Причина сходки была ясна: в крае гремела гроза. Вчера неизвестные снайперы уничтожили Дагестанца, перебили кучу его прихвостней, спалили завод и лабораторию по производству наркоты. Урон воровскому сообществу вышел сокрушительный: многие планы обратились в прах, заклинило намертво экономические механизмы местного криминала, пропали огромные деньги.
Арсений невольно улыбнулся, с холодным удивлением постигая свое удовлетворение от содеянного.
Судьба и характер отвели ему участь вора, но разве мог он предположить, что веселая и разухабистая жизнь разбойника и ловкача, независимая и яркая, приведет его на высшие этажи в иерархии земных темных сфер, в тиски каждодневных обязательств, определенного рода дисциплины и поведения. Главные же принципы иерархии: голый расчет и абсолютное небрежение человеческими ценностями. Что есть эти ценности? Например, — любовь. К людям и к этому миру. Но кто из воров любит людей и этот мир? Воры любят только себя. А вот он — нет… Основа его жизни — Кирьян и Федор, их семьи, их община.
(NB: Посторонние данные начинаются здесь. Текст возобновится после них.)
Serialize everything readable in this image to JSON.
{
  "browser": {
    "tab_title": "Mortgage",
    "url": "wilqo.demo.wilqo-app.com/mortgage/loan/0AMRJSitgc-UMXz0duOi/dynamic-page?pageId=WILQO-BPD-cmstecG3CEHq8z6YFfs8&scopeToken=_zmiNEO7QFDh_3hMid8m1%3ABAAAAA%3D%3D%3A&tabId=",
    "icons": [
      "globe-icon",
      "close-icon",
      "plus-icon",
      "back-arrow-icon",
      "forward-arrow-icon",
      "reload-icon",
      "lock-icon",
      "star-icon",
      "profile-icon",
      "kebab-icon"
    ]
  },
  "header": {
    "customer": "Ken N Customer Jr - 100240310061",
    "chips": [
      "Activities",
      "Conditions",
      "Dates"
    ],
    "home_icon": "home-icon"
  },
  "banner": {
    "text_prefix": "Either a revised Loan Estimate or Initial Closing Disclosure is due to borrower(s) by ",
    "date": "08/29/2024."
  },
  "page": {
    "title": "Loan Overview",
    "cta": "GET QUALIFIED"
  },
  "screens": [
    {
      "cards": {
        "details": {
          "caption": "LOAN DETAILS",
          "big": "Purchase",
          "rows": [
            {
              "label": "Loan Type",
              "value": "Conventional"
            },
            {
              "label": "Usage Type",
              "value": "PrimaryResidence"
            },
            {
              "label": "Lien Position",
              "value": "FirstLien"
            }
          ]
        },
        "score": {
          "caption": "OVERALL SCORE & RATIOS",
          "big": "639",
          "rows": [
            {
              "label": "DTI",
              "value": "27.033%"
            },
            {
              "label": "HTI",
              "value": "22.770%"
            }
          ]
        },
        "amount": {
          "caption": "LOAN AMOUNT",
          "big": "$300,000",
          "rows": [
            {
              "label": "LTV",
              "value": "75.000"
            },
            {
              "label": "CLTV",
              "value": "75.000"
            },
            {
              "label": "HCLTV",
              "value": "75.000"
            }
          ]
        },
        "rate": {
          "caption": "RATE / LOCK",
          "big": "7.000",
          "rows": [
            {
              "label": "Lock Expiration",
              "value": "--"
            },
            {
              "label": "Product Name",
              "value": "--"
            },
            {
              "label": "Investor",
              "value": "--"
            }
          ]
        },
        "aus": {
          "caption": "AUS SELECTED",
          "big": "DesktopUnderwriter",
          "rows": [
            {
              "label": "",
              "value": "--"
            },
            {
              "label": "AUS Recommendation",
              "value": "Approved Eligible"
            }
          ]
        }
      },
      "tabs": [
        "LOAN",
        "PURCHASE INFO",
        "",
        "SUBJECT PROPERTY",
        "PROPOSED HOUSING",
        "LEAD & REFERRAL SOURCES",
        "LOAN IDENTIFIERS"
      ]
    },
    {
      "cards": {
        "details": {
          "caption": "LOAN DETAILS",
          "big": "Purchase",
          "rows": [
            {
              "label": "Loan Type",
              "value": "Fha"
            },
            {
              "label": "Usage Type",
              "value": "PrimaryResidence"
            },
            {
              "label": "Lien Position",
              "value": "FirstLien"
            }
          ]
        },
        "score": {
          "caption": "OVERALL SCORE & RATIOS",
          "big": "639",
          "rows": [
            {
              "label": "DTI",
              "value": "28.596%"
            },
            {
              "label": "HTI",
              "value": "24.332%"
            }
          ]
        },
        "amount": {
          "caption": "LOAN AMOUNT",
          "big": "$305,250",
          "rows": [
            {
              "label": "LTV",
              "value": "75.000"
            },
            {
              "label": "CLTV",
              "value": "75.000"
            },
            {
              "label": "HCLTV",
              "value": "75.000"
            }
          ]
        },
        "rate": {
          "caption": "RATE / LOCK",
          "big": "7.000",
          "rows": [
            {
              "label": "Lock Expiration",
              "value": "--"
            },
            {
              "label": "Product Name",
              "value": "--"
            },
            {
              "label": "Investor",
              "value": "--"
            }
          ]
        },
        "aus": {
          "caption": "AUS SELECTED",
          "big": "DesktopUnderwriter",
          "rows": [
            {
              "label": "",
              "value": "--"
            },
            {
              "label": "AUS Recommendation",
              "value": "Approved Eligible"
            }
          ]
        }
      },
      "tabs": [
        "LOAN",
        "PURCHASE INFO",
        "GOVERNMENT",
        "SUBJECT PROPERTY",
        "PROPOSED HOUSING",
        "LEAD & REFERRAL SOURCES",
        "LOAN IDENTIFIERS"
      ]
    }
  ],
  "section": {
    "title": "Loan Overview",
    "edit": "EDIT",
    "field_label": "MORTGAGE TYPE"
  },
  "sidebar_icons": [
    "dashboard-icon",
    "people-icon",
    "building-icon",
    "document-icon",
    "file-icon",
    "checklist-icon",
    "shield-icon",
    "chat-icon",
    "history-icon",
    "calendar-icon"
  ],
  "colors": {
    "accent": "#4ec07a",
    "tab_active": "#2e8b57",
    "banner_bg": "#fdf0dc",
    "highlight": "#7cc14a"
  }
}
И что, собственно, держит его в кадке уголовного дерьма, что принуждает играть обрыдшую роль законника? Исключительно — необходимость влиять на события, способные нанести ущерб его родным людям. И, главное, они-то это понимают всецело, и благодарны ему.
«Шестерки» уже хлопотали во дворе, разогревая машину, открывая ворота и сторожа улицу в появлении разного рода нежелательного элемента, способного осложнить беспрепятственный выезд сиятельного криминального авторитета с его территории, обнесенной чугунным забором.
Забор утянули со стройки, затеянной на месте сноса старинного особняка, чью территорию он более века огораживал. Маковки пик и литые вензеля перекладин были облеплены палыми листьями осени. Такая же осень царила и в душе Арсения.
Натягивая на себя теплый свитер, он призадумался, вспоминая лицо вчерашнего ходока от Смотрящего. Рожа обычная, каторжная, никаких особенных чувств и эмоций на ней не читалось, но в водянистых глазках что-то нехорошее промелькнуло… Неужели вычислили истину, волки? Неужели уяснили его игру?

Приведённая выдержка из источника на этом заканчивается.